Ball Lightning: Weather's Biggest Mystery | Answers With Joewww.youtube.com

To put it simply, we really don't know what ball lightning is. There are a number of theories, but nothing resembling a scientific consensus, and it's entirely possible that the term ball lightning could refer to multiple phenomena.

Because we don't know what it is, there's room for wild speculation from "flames of hell" to gaseous dirt, or hell, why not aliens — weird, spherical, exploding aliens.
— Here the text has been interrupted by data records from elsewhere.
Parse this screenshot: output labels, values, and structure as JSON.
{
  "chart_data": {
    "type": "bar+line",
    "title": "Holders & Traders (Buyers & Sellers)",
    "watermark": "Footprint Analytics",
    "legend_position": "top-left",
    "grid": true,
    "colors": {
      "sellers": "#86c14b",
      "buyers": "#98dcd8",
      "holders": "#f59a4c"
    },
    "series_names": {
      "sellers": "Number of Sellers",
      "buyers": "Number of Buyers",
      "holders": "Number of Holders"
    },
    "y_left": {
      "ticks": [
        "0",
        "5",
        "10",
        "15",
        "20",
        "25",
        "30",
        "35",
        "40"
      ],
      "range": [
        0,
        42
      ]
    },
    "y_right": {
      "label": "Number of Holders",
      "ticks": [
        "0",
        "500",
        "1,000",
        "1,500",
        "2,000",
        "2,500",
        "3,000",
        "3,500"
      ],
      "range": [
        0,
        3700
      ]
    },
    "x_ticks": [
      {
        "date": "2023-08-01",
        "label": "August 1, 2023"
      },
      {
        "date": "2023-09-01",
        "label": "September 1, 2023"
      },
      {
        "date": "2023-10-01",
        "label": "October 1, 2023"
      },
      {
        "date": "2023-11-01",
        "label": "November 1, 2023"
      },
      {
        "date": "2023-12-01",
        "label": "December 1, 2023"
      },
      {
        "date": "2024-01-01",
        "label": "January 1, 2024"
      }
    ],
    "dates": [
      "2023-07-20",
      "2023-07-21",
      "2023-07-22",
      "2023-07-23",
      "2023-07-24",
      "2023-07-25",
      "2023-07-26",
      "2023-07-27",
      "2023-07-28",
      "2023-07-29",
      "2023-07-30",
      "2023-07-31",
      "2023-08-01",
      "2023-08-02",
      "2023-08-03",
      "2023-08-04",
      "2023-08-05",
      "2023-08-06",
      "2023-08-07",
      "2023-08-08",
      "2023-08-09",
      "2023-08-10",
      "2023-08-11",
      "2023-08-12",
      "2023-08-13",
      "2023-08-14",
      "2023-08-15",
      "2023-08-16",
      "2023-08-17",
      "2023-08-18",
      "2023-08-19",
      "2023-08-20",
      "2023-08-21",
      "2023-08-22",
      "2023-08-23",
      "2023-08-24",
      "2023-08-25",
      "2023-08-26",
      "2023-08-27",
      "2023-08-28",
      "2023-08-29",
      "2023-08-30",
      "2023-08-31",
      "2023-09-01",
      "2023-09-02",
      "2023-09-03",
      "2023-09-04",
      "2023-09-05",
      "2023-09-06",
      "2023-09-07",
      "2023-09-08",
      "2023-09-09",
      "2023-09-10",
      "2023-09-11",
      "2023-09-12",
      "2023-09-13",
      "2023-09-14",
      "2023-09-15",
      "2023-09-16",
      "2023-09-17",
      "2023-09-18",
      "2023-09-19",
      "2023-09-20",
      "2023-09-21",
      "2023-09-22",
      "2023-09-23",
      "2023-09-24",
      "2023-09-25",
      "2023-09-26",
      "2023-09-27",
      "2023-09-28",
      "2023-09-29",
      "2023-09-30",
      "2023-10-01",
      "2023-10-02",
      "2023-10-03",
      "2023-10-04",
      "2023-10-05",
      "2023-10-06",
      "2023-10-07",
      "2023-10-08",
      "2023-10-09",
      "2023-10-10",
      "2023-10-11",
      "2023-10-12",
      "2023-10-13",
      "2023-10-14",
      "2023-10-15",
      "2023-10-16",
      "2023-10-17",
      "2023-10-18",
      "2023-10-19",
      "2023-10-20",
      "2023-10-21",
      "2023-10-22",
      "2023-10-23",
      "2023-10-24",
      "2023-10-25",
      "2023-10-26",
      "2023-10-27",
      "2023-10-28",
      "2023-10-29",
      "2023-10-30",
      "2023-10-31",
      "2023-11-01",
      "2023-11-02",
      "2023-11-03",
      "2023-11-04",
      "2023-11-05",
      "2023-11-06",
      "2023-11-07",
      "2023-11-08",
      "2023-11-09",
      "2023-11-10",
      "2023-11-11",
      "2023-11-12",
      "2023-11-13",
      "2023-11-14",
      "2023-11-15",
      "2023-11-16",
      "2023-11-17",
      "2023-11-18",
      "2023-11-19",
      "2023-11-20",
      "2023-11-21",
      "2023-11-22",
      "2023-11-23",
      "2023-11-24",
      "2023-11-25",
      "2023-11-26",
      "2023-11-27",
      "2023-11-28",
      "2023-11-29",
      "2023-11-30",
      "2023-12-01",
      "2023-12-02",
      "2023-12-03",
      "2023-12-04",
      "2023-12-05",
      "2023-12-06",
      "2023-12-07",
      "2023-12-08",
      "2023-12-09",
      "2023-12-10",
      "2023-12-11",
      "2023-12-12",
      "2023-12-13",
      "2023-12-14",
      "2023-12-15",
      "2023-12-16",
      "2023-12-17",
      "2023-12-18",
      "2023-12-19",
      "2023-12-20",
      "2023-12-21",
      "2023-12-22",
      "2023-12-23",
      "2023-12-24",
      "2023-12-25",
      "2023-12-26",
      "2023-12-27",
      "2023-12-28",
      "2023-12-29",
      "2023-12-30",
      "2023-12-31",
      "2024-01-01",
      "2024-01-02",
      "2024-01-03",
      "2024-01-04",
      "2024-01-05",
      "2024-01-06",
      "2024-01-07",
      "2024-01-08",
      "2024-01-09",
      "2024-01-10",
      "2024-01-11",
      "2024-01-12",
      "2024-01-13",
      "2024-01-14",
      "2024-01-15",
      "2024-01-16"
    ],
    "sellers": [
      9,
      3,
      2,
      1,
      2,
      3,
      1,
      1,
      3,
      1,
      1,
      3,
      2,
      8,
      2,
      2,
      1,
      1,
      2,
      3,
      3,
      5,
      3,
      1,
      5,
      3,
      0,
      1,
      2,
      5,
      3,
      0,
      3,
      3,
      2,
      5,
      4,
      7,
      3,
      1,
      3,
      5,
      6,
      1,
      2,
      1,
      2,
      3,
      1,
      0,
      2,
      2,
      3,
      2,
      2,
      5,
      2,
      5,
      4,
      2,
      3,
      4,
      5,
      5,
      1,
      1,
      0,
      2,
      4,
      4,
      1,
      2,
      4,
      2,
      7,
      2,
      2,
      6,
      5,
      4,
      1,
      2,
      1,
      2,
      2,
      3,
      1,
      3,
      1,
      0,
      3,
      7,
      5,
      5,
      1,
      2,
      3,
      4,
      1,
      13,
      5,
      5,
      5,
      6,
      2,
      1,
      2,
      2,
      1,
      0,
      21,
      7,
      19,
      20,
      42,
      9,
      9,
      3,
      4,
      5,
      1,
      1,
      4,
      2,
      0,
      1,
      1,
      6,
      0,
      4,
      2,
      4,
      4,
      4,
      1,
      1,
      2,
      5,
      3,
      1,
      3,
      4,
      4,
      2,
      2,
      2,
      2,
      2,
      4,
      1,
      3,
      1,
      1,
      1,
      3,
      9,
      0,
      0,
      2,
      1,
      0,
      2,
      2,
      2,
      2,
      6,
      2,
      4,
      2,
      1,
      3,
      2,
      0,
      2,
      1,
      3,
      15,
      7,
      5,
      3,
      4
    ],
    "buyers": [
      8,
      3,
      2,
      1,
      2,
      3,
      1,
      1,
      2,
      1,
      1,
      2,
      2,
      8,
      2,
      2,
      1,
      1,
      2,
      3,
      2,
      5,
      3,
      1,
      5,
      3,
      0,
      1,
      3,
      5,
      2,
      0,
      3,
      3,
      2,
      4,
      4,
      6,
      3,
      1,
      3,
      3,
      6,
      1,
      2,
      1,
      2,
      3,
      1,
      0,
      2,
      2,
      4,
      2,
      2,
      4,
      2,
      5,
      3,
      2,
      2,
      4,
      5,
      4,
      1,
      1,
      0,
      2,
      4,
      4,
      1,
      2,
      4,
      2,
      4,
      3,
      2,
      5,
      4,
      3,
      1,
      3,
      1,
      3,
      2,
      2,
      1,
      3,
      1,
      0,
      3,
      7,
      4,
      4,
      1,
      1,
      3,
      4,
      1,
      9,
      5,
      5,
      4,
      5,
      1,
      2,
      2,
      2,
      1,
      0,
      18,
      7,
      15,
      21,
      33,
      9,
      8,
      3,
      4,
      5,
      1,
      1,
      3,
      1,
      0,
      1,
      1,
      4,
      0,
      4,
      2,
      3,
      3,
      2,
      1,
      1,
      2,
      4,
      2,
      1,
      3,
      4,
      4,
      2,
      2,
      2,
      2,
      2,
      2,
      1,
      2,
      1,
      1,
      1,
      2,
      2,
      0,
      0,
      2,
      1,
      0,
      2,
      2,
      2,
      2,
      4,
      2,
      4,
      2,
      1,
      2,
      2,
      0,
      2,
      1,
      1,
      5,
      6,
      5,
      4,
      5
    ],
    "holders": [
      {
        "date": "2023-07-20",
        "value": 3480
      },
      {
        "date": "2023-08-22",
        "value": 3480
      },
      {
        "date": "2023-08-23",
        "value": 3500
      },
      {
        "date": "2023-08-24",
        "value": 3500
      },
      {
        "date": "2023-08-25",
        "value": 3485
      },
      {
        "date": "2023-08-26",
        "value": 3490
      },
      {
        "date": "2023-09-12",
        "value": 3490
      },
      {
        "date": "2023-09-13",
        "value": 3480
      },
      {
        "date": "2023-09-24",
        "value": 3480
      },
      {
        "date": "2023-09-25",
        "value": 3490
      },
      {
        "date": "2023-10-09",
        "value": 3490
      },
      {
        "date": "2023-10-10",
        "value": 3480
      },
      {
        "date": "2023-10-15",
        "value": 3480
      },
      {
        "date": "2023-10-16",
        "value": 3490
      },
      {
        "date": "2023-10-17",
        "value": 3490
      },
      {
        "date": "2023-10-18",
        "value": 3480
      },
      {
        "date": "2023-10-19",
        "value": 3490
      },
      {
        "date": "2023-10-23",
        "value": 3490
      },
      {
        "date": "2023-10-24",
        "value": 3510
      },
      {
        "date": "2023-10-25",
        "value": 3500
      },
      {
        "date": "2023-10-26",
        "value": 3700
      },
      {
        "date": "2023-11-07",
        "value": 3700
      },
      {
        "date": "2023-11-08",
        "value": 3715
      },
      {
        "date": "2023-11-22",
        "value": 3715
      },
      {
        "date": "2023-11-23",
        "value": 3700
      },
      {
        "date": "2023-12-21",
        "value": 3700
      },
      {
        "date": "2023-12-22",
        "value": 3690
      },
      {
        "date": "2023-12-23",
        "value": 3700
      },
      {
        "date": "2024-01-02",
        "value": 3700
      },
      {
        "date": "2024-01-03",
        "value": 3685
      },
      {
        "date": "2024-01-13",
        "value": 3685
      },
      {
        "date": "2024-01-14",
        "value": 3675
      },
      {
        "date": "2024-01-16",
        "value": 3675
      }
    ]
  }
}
The Endless Variety of Uncertainty

There's such a tremendous amount about the universe that we don't know that, if we want to, we could find evidence of aliens all around us. And with the vastness of space that surrounds our little solar system, it would be silly to assume that there aren't other civilizations out there somewhere.

But that uncertainty cuts both ways. Because there's so much we don't know — how rare life is, how difficult to achieve interstellar travel compared to other technologies, etc. — it's impossible to say whether it's more likely that we're being visited by aliens from distant worlds, advanced military spy drones, or time travelers from some far-flung future.

For that matter, UFOs could be humans from a utopian dimension where Al Gore was president, teenagers playing The Sims 36, or just a variety of atmospheric phenomena like ball lightning that may continue to elude our attempts to understand them for decades to come. For all we know, reality could be far stranger than we give it credit for, and it could be all of the above.

All we can be certain of is that we don't know, which is what makes UFOs/UAPs so interesting. But jumping to the conclusion that it must be aliens is no more sensible than blaming Thor when lightning strikes.

As Luis Elizondo put it to CBS's Bill Whitaker, "In some cases there are simple explanations for what people are witnessing, but … when you have exhausted all those what-ifs, and you're still left with the fact that this is in our air space and it's real, that's when it becomes compelling, and that's when it becomes problematic."

Last year the Pentagon relaunched its investigation into UFOs — now renamed the UAP Task Force — and the Senate Intelligence Committee has requested that the Director of National Intelligence and the Pentagon deliver a detailed, unclassified analysis to congress by next month. Whether that analysis will provide any answers remains to be seen.